Les enjeux de la bataille d’Afrin
Voilà maintenant plusieurs jours que l’armée turque a lancé son offensive contre l’enclave kurde d’Afrin, au nord-ouest de la Syrie. Les résultats ne sont guère tangibles pour l’instant (hormis la destruction stupide d’un site assyrien vieux de 3000 ans inutilement bombardé…). Les pertes semblent faibles des deux côtés et les kurdes ne sont pas encore menacés de perdre leur bastion d’Afrin.
On sait que c’est l’annonce par Rex Tillerson, le secrétaire d’Etat américain, de la prochaine création d’une milice arabo-kurde (surtout kurde en fait) de 30 000 hommes chargée de garder la frontière turco-syrienne qui a déclenché l’ire turque. Il n’est en effet pas question pour Erdogan d’accepter à sa porte une telle force payée par les Américains et proche du PKK, le mouvement séparatiste kurde qui opère en Turquie.
Afin d’éviter des pertes trop importantes, la Turquie a mis en première ligne les hommes de l’ASL, l’armée syrienne libre, qu’elle finance depuis maintenant plusieurs mois. C’est une évolution intéressante. En effet, l’ASL nous a longtemps été présentée comme l’opposition syrienne modérée sur laquelle s’appuyer pour reconstruire la Syrie après le départ de Bachar el Assad. Cette fiction a aujourd’hui disparu surtout depuis la bataille d’Alep. Non seulement cette bataille fut le tournant militaire de la guerre mais en plus elle a mis en lumière les multiples exactions des combattants de l’ASL qui tenaient plusieurs quartiers Est de la ville.

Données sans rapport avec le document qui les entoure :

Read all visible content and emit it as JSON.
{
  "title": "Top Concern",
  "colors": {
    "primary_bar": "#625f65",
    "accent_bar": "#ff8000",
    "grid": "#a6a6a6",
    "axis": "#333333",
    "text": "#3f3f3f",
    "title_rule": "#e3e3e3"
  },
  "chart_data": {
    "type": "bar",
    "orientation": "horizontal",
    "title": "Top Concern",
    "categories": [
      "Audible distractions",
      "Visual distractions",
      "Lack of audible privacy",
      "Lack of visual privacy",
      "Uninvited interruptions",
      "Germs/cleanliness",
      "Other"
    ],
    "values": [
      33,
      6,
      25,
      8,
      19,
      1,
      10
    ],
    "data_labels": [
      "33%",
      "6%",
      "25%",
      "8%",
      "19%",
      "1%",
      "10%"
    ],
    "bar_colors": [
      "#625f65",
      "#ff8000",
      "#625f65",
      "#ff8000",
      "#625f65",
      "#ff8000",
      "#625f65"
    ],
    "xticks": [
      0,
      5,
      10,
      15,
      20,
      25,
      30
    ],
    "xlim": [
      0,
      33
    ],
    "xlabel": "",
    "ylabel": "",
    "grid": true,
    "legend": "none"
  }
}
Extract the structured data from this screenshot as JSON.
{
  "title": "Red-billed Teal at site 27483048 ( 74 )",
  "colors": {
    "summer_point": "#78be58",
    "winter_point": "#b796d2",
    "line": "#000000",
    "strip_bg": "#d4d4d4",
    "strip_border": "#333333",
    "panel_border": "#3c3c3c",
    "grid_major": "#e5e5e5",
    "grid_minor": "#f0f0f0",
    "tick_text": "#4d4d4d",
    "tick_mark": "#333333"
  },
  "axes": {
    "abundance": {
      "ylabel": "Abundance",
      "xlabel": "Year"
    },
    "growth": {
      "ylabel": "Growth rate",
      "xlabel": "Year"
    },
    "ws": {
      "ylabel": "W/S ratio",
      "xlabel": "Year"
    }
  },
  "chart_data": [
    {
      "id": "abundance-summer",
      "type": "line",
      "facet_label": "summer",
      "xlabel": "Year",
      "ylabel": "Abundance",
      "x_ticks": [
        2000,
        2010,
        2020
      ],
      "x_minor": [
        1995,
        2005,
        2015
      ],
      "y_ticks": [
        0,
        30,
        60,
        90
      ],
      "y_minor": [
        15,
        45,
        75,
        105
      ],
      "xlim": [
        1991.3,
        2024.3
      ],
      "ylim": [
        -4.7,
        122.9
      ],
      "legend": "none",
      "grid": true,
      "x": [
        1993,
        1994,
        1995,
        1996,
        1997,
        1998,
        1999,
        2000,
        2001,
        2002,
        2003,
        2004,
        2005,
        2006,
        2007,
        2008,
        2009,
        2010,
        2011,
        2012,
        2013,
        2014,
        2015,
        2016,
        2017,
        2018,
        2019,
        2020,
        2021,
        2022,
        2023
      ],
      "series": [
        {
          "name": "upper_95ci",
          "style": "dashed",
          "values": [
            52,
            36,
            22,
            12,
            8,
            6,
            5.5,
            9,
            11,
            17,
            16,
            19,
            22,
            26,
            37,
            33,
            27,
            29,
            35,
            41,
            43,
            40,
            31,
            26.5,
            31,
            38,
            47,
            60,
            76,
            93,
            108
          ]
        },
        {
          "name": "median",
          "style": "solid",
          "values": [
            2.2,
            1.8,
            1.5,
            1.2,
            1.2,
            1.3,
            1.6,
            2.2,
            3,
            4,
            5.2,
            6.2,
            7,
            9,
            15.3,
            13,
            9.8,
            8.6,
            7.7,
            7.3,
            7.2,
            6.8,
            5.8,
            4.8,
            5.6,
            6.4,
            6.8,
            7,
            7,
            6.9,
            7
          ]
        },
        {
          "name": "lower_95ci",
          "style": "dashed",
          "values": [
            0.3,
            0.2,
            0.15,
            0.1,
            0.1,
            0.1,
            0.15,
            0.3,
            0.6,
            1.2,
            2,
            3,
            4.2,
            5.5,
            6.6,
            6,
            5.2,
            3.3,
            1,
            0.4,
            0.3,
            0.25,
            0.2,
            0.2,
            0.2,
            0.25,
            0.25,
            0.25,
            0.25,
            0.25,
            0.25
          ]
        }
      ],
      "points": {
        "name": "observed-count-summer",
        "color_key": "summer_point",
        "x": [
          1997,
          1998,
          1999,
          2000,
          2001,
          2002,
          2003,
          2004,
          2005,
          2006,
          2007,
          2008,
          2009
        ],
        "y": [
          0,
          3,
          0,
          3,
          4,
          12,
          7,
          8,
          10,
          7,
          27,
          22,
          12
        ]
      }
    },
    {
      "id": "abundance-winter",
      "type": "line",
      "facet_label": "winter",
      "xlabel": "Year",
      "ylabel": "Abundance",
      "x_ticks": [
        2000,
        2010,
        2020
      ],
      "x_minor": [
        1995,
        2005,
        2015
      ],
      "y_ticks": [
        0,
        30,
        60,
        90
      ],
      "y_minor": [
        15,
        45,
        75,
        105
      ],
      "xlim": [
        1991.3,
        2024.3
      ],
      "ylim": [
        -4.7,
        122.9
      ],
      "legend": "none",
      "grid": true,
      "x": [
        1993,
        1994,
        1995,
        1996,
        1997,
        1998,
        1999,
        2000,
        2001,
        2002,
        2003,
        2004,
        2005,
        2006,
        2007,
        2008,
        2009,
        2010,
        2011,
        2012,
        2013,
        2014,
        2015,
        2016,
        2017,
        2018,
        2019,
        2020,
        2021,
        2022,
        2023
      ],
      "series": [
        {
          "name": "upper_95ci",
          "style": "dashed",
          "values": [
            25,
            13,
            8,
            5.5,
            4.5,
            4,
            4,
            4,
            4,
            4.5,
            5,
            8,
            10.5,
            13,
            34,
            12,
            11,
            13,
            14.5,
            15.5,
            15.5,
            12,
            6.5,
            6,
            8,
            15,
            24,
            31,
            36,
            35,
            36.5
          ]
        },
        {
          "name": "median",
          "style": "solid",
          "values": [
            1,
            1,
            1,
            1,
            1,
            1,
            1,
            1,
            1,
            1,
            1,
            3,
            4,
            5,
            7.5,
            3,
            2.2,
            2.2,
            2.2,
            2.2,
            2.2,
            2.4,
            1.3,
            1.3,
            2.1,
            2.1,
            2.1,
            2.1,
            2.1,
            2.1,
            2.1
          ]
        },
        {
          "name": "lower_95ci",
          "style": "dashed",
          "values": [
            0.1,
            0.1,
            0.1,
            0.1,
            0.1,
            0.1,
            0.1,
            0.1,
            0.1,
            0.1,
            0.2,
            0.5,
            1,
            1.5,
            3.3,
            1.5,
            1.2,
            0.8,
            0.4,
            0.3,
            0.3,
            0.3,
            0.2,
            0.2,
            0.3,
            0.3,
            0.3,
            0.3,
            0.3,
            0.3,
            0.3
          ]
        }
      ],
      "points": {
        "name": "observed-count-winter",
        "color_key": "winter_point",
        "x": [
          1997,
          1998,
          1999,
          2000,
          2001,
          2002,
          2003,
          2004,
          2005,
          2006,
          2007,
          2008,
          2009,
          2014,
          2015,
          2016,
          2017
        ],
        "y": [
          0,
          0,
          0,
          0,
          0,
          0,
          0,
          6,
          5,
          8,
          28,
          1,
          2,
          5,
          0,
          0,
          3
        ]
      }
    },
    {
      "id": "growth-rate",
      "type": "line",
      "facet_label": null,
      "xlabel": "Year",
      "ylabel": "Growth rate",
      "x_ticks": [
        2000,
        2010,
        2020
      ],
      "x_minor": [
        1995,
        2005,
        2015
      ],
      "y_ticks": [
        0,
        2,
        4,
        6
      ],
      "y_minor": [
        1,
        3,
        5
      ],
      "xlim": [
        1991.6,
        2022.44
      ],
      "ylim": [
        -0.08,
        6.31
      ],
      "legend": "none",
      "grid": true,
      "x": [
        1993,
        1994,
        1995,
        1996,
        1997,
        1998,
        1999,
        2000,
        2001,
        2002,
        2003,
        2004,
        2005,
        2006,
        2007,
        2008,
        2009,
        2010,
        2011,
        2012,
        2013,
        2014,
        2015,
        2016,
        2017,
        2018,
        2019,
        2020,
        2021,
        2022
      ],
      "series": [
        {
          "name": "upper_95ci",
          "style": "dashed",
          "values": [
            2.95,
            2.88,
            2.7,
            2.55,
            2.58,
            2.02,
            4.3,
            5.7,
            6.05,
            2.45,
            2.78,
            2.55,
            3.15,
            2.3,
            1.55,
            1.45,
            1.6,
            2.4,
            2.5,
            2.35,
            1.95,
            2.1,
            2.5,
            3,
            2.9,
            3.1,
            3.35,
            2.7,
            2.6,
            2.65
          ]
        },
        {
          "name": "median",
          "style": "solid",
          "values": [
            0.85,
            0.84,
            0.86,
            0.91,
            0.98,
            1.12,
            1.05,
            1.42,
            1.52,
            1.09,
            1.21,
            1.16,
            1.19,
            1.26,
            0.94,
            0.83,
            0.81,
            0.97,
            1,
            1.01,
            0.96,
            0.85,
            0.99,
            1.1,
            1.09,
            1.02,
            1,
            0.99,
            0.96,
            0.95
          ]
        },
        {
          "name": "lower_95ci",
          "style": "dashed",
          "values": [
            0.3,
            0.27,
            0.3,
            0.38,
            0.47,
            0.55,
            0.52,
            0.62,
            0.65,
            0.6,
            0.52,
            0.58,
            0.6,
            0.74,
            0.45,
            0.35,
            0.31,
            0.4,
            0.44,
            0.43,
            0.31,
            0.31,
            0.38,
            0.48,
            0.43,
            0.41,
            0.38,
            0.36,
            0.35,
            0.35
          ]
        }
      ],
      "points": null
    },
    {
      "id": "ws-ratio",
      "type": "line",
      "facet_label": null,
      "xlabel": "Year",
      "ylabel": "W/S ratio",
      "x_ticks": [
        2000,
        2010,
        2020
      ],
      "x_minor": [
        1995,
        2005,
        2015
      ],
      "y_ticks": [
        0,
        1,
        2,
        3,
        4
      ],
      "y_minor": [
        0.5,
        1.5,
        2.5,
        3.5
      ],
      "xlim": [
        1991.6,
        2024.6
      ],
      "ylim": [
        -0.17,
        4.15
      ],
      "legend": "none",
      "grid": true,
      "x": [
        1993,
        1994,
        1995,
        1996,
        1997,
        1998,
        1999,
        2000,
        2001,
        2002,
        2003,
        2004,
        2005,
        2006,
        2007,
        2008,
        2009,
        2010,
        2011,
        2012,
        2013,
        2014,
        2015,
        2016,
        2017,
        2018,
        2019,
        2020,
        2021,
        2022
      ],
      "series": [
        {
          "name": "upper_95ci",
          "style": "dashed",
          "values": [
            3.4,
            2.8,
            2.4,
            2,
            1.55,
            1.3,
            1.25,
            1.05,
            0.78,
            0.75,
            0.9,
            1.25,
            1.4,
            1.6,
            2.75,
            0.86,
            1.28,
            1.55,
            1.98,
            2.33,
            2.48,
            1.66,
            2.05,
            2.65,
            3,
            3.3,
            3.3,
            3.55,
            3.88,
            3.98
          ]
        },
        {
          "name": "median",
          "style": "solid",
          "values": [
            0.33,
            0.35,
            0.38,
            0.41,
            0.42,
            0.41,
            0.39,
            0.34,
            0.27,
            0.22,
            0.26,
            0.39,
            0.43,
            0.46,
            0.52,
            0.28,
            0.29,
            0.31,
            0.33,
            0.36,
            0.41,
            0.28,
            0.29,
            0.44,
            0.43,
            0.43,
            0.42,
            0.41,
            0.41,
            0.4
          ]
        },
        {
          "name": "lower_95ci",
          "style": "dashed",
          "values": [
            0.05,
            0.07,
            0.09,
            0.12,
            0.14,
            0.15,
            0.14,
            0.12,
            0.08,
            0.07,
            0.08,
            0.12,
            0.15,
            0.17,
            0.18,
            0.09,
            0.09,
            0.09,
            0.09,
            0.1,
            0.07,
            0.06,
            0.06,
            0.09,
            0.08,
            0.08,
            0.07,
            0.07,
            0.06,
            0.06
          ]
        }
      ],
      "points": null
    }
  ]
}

Lâchée par les Américains (qui préfèrent maintenant les FDS kurdes), laminée par les bombardements russes, l’ASL n’avait plus que la Turquie pour ne pas disparaître tout à fait. Celle-ci l’a donc remise en selle à son profit. L’ASL est aujourd’hui composée de Turkmènes (insurgés islamistes ethniquement proche des Turcs), des Frères musulmans syriens (l’idéologie originelle d’Erdogan) et de petits groupes rescapés des programmes d’aide du Pentagone qui rêvait alors de renverser le régime syrien. Ce mouvement hétéroclite d’environ 7000 hommes tente donc, avec l’armée turque, de mettre fin à l’autonomie kurde qui prévaut à Afrin depuis 2012.
Même si, pour l’instant, les Kurdes repoussent sans mal les médiocres assauts turco-ASL, leur inquiétude est cependant réelle : ils ont créé une partition de fait qui a provoqué la colère de la Syrie (qui n’avait guère les moyens de l’empêcher) et refusé la médiation russe ; celle-ci en effet passe par un refus de toute partition du pays, or c’est l’objectif ultimes des Kurdes.
En fait, ils comptaient fermement sur Washington pour demander à Erdogan de ne pas déclencher son offensive. Mais les Américains, peu soucieux d’envenimer davantage leurs relations avec Erdogan, n’ont rien fait. Alors, les autorités kurdes se sont résignées à aller à Canossa et ont demandé à la Syrie « d’assumer ses obligations souveraines, de protéger ses frontières des attaques de l’occupant turc et de déployer ses forces armées pour sécuriser ses frontières dans le secteur d’Afrin » !
Les kurdes parlant d’obligations souveraines de la Syrie : on croit rêver et l’on se dit qu’il n’y a que l’Orient pour nous offrir des revirements aussi improbables…
Damas se frotte les mains et attend que les Russes et les Turcs se parlent pour trouver un modus vivendi, ce qui arrivera à un moment ou un autre. Plus que jamais le temps joue en faveur de Bachar.
Quant aux Américains, ils ont, une fois de plus, démontré aux acteurs du théâtre syrien que leur présence dans ce pays est tout à fait superflue.